By: Xander Clements, TRE Columnist and Podcast Producer

 

       Exactly one week ago, Kyle Busch decided to pinch Ron Hornaday Jr. in the middle of a three wide situation passing a lapped car on lap twelve of the NASCAR Camping World Truck Series Race at Texas Motor Speedway. Hornaday slid up the track, got into Kyle, and the caution was thrown although minimal damage was done to both trucks. However, Kyle took it as Hornaday just flat-out wrecked him, so he went to retalliate in turn 3 under the caution flag, and ended up spinning Hornaday's #2 Chevrolet into the outside safer barrier. NASCAR then went on to not only park him from that race, but that weekend as well. Also, his sponsors are now wanting to pull out, and JGR is in the thick of the mess even though Kyle was not even driving for them when he made the maneuver. However, the question arises, would Dale have done the same?

       Dale Earnhardt Sr. was a southern boy, born and raised all up in the south, and he took all short track racing from the south into his driving style for everywhere else in the country. His fans were what some call 'rednecks' - southern people who have the stereotype of only liking big wrecks and getting drunk each day. However, besides the fact of different fanbases and hometowns, each of these two drivers raced in a completely different era. Don't get me wrong, I am not ripping on Earnhardt at all, but to be honest, his prime time was in the 80s and a bit in the early 90s.

       Dale Earnhardt was also known for not being afraid to use his bumper to get a victory, or even to get back at a driver that he felt did him wrong on the race track. He was loved for this, most of the time anyway, and was known as the face of NASCAR at the end of the 20th century.
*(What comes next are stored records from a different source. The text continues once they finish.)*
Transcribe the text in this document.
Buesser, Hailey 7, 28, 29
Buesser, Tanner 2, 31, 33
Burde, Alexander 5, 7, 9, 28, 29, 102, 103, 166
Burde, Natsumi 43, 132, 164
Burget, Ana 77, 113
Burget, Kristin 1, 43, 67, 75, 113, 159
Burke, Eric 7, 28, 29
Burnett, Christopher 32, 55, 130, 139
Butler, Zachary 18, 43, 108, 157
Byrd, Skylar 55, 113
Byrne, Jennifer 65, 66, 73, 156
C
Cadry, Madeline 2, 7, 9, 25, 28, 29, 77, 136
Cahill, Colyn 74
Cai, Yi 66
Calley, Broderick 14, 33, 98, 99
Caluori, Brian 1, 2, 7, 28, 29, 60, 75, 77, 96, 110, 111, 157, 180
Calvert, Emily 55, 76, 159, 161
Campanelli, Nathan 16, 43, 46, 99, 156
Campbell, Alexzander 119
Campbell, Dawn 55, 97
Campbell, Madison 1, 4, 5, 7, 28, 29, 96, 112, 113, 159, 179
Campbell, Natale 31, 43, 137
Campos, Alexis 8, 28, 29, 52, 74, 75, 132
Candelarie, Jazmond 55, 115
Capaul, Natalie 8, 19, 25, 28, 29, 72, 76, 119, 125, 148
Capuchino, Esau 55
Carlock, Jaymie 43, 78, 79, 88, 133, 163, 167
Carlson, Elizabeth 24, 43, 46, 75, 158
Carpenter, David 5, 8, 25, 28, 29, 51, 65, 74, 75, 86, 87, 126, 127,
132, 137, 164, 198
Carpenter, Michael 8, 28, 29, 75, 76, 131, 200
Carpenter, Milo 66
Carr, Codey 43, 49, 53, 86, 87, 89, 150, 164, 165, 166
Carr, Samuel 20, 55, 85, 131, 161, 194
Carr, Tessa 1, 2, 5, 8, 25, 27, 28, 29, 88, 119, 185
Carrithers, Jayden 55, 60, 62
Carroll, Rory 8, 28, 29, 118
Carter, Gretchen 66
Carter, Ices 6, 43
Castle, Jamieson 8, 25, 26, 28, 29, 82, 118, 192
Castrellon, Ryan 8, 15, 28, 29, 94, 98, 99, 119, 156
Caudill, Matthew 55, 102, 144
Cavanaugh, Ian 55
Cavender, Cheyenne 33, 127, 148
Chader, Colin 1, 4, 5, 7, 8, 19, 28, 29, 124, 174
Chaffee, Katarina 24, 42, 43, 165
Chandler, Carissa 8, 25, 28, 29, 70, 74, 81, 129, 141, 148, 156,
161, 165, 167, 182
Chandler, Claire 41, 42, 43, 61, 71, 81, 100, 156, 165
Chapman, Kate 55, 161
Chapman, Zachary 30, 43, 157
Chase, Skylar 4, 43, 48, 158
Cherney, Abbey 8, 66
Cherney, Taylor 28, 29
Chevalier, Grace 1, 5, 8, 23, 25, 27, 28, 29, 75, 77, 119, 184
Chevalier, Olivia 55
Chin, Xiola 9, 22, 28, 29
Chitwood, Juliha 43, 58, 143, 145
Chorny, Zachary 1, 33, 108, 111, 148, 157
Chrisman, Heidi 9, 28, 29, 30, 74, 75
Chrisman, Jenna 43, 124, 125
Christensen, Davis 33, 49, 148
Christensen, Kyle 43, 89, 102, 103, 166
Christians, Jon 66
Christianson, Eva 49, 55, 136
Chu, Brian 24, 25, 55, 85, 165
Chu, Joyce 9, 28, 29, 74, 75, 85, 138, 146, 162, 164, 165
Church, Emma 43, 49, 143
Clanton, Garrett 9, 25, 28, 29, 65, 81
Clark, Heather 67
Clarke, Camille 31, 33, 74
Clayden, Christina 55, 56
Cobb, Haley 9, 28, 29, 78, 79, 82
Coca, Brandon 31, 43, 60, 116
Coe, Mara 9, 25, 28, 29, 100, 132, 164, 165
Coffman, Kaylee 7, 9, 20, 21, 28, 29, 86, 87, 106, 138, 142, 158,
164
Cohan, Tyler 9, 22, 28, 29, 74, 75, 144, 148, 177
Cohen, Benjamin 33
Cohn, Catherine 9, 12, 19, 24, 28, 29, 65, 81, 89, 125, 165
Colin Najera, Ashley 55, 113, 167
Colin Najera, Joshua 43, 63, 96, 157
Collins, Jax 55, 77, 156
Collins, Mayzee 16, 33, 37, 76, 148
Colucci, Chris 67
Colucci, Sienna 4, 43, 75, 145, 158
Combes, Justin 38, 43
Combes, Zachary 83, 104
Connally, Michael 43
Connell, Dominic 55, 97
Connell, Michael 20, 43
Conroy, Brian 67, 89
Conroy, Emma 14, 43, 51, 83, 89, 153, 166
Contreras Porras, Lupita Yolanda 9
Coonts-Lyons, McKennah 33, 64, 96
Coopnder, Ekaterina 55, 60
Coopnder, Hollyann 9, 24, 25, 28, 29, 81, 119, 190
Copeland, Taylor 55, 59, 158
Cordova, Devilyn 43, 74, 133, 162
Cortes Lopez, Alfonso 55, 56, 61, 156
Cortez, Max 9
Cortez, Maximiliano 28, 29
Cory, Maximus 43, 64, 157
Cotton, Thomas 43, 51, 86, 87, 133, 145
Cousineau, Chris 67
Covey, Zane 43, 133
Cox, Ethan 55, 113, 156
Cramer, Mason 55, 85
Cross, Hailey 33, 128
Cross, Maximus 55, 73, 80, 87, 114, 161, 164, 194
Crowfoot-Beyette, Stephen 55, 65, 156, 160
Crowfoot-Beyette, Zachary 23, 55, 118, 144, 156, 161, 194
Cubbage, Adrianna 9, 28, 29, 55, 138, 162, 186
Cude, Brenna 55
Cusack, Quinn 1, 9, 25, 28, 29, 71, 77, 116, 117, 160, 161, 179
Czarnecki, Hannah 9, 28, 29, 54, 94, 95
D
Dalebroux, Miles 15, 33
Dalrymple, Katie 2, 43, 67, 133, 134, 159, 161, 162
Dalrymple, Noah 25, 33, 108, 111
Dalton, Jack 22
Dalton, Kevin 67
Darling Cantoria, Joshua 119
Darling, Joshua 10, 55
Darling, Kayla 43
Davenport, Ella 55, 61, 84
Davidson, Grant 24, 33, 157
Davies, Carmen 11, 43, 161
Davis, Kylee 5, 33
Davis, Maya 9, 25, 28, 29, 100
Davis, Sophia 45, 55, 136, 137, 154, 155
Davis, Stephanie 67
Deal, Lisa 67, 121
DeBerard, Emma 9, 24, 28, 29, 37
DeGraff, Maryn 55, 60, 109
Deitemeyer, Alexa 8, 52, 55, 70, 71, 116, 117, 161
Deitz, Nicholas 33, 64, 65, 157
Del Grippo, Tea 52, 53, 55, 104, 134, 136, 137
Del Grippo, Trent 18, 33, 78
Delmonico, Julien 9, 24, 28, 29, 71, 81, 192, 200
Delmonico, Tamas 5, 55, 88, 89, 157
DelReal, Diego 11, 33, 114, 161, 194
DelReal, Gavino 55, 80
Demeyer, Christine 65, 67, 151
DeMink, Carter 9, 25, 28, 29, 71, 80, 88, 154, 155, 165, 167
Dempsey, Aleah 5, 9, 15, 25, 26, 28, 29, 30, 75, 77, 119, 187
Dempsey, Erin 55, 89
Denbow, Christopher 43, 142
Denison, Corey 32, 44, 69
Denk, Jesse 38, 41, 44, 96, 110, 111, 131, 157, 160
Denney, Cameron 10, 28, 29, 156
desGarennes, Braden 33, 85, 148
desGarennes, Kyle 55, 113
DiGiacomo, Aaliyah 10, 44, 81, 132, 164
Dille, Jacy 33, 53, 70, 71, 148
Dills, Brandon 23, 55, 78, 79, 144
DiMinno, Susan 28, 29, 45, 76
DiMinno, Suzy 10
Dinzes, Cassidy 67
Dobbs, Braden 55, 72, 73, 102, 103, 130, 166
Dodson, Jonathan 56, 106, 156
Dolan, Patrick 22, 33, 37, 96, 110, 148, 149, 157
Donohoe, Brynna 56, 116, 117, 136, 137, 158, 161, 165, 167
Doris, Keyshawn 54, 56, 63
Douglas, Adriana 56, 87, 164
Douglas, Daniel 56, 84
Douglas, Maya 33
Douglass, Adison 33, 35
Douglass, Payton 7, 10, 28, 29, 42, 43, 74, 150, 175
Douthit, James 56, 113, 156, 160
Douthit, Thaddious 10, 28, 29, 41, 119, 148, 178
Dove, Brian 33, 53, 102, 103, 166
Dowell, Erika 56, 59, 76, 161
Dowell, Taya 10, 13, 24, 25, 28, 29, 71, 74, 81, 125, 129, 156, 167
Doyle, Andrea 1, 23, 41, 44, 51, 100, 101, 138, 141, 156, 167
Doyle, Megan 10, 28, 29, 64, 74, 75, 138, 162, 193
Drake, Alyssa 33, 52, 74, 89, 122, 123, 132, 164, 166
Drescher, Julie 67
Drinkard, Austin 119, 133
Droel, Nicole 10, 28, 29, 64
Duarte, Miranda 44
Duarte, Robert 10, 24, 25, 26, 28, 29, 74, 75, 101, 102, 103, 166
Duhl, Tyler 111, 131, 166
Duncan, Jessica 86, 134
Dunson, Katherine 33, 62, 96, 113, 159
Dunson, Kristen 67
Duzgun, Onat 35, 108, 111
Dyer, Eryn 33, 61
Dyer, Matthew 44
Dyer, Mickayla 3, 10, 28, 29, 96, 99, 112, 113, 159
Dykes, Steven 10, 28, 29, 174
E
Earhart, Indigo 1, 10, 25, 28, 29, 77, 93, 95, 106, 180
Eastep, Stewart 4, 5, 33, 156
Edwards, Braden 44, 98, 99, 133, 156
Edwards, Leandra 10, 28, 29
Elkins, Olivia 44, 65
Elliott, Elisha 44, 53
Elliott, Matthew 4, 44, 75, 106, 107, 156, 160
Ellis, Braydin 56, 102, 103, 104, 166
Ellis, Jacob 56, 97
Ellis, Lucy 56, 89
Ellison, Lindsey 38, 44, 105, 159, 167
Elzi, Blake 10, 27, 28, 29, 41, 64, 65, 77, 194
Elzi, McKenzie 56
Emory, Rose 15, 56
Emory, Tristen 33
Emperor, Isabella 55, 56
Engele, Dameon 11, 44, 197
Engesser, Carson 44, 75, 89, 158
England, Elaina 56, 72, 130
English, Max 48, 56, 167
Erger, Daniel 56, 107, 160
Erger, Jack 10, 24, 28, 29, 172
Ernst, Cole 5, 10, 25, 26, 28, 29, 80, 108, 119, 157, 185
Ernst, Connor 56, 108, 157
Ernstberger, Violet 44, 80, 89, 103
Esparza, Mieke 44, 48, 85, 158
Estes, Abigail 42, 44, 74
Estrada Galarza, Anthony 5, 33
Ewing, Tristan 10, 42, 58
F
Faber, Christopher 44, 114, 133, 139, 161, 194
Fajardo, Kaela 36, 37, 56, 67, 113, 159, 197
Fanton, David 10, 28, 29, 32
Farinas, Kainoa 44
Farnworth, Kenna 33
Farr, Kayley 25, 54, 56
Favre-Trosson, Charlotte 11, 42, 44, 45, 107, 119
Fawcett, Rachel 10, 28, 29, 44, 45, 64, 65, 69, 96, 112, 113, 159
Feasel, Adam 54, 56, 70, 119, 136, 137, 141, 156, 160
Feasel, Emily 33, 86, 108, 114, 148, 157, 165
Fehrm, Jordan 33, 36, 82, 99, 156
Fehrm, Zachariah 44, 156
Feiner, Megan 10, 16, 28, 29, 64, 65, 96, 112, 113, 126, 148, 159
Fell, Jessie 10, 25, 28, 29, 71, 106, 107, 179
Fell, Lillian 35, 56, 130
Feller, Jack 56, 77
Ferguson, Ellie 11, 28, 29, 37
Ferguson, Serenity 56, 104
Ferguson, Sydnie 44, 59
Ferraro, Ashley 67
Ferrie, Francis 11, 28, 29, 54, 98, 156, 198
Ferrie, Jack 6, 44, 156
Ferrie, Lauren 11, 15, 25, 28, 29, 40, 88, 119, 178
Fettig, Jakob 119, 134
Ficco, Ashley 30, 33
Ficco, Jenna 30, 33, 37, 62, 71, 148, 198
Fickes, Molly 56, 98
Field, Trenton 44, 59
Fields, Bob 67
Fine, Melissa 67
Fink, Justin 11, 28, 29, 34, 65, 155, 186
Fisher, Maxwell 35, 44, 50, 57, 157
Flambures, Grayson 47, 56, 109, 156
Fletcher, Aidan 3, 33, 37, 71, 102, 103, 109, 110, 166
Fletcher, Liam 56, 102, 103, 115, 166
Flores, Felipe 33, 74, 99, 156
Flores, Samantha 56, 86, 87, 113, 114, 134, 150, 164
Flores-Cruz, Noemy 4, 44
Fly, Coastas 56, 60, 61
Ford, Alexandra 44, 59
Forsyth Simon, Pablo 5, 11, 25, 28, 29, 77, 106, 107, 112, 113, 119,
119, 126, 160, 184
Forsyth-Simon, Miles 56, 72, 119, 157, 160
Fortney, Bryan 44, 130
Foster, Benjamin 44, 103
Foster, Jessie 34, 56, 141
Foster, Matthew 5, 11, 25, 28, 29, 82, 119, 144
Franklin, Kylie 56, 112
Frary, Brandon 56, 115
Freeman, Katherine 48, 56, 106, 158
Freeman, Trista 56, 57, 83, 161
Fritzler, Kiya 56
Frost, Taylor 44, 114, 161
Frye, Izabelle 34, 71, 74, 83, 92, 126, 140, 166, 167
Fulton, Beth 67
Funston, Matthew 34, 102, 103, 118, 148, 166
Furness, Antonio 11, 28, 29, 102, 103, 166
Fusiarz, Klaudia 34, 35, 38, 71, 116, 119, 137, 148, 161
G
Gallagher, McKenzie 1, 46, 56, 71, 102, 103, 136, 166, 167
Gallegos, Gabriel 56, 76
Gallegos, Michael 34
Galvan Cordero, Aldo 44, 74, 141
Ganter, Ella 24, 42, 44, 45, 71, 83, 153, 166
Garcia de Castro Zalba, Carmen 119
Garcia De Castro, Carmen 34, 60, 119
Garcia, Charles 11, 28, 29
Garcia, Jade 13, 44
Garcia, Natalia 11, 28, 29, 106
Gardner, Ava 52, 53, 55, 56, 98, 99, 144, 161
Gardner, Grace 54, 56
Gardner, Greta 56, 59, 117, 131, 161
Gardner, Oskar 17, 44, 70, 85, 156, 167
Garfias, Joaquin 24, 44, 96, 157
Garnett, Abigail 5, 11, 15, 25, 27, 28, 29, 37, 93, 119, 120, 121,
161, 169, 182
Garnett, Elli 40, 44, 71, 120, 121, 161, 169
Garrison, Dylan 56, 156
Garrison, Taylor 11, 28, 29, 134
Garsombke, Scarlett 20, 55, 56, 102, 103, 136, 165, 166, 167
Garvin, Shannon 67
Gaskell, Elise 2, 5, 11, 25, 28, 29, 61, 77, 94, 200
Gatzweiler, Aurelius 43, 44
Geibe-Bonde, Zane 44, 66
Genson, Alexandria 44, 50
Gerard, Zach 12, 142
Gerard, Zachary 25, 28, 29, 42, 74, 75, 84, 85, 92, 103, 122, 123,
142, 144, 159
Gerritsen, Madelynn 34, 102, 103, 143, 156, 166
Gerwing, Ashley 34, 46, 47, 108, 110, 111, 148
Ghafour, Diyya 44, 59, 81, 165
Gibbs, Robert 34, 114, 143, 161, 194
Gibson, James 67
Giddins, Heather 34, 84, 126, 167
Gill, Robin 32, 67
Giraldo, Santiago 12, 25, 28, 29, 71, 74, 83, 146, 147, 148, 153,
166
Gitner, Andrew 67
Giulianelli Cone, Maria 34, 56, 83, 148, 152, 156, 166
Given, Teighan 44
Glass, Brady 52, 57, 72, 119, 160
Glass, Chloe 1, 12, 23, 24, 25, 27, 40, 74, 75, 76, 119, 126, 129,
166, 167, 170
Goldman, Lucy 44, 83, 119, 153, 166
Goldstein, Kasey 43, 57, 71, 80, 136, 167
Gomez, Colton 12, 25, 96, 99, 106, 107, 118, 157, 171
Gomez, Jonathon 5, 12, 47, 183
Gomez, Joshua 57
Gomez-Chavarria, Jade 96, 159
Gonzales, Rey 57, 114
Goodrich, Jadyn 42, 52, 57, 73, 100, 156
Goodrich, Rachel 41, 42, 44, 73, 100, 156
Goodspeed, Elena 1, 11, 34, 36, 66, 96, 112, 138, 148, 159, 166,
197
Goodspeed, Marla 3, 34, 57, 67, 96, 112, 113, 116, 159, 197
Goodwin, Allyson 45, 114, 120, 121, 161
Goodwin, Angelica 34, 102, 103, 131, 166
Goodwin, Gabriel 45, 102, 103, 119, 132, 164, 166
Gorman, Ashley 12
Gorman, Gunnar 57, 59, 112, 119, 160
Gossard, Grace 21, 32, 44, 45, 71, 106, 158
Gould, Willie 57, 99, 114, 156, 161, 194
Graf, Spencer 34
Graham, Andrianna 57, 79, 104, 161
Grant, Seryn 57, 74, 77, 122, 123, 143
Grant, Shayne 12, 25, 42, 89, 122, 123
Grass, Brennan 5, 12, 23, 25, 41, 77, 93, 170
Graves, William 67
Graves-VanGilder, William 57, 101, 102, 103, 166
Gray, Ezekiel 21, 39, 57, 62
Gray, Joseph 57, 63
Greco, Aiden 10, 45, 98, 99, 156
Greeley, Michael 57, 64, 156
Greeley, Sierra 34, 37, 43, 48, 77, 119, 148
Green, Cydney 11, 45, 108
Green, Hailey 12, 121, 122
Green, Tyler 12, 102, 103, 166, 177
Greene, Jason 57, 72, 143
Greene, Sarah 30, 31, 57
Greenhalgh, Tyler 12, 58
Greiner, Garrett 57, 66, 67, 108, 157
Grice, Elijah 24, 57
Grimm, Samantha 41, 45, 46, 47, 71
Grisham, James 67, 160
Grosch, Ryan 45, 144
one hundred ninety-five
As all NASCAR fans know and mourn over, he was killed on the last lap of the 2001 Daytona 500 while trying to hold off a pack of racecars hoping to get up and take the win from his two drivers, Michael Waltrip and Dale Earnhardt Jr., his son.

       My question to our readers, and our staff, is that how truly different are these drivers? Before you answer that, please keep in mind that I am simply referring to their on-track behavior, not at all what their reputations are and how they would differ. So, the question remains, are these two THAT far apart?